- Born: Sarah Aguti Nyangkori
- Education: Uganda Christian University
- Known for: Woman Member of Parliament for Dokolo District
- Political party: Uganda People's Congress

= Sarah Aguti Nyangkori =

Member of Parliament for Dokolo District

Sarah Aguti Nyangkori is a Ugandan social worker and legislator. She is a woman MP in the eleventh parliament representing Dokolo district affiliated to Uganda People's Congress.

== Education ==
Sarah graduated from Uganda Christian University with a bachelor's degree of social works and social administration.

== Political career ==
In 2021, Aguti contested for the woman MP seat for Dokolo district and lost to Cecilia Ogwal who got 32,223 votes compared to her 10,460 votes.
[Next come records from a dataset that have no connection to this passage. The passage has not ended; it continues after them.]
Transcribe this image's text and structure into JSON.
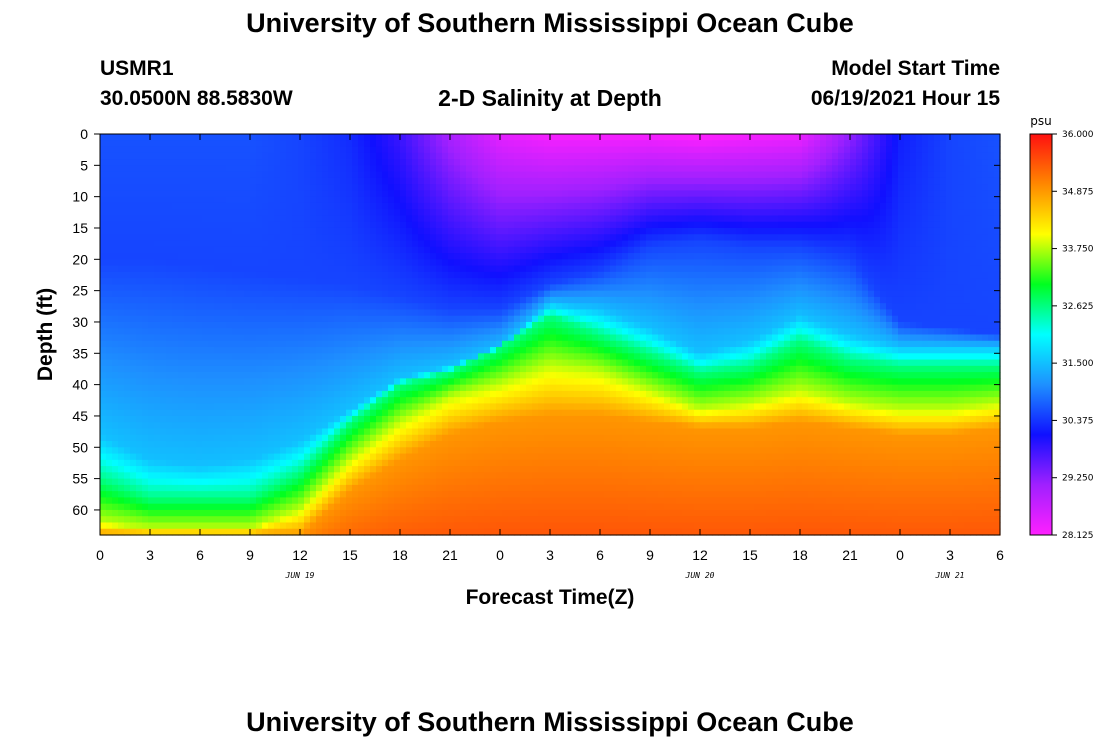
{
  "header": {
    "title": "University of Southern Mississippi Ocean Cube",
    "station_id": "USMR1",
    "coordinates": "30.0500N  88.5830W",
    "plot_title": "2-D Salinity at Depth",
    "model_start_label": "Model Start Time",
    "model_start_value": "06/19/2021 Hour 15"
  },
  "footer": {
    "title": "University of Southern Mississippi Ocean Cube"
  },
  "chart_data": {
    "type": "heatmap",
    "title": "2-D Salinity at Depth",
    "xlabel": "Forecast Time(Z)",
    "ylabel": "Depth (ft)",
    "x_tick_labels": [
      "0",
      "3",
      "6",
      "9",
      "12",
      "15",
      "18",
      "21",
      "0",
      "3",
      "6",
      "9",
      "12",
      "15",
      "18",
      "21",
      "0",
      "3",
      "6"
    ],
    "x_range_hours": [
      0,
      54
    ],
    "date_labels": [
      {
        "label": "JUN 19",
        "hour": 12
      },
      {
        "label": "JUN 20",
        "hour": 36
      },
      {
        "label": "JUN 21",
        "hour": 51
      }
    ],
    "y_ticks": [
      0,
      5,
      10,
      15,
      20,
      25,
      30,
      35,
      40,
      45,
      50,
      55,
      60
    ],
    "y_range": [
      0,
      64
    ],
    "y_inverted": true,
    "colorbar": {
      "unit": "psu",
      "min": 28.125,
      "max": 36.0,
      "tick_labels": [
        "36.000",
        "34.875",
        "33.750",
        "32.625",
        "31.500",
        "30.375",
        "29.250",
        "28.125"
      ],
      "colors": [
        "#ff20ff",
        "#a020ff",
        "#1010ff",
        "#1e90ff",
        "#00ffff",
        "#00ff20",
        "#ffff00",
        "#ff8800",
        "#ff1010"
      ]
    },
    "surface_salinity_psu": [
      30.6,
      30.6,
      30.6,
      30.6,
      30.5,
      30.3,
      29.8,
      29.0,
      28.4,
      28.2,
      28.2,
      28.2,
      28.1,
      28.2,
      28.3,
      29.2,
      30.2,
      30.5,
      30.6
    ],
    "isohaline_depths_ft": {
      "30.5_psu": [
        20,
        20,
        21,
        22,
        23,
        24,
        26,
        28,
        28,
        24,
        22,
        18,
        17,
        18,
        18,
        20,
        30,
        31,
        32
      ],
      "31.5_psu": [
        48,
        52,
        53,
        52,
        49,
        44,
        39,
        37,
        34,
        27,
        28,
        31,
        35,
        33,
        29,
        32,
        34,
        34,
        34
      ],
      "32.6_psu": [
        55,
        58,
        58,
        58,
        54,
        46,
        40,
        38,
        34,
        29,
        32,
        35,
        38,
        37,
        33,
        36,
        37,
        37,
        37
      ],
      "33.8_psu": [
        62,
        63,
        63,
        63,
        60,
        52,
        46,
        42,
        40,
        37,
        38,
        41,
        44,
        43,
        41,
        43,
        44,
        44,
        43
      ],
      "34.9_psu": [
        64,
        64,
        64,
        64,
        64,
        57,
        52,
        48,
        46,
        45,
        45,
        46,
        47,
        47,
        46,
        47,
        48,
        48,
        47
      ]
    },
    "bottom_salinity_psu": 35.6
  }
}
Aguti was declared the flag bearer for UPC on 19 February 2024 during the party district conference at Dokolo catholic parish, after other two party members withdrawn their interests. On 11 March 2024, she was put forward by UPC party to contest for the Woman MP by-election for Dokolo district.

Aguti won the by-election for woman MP for Dokolo district which took place on 21 March 2024 with 23,044 votes, after the seat became vacant following the death of Cecilia Ogwal on 18 January 2024.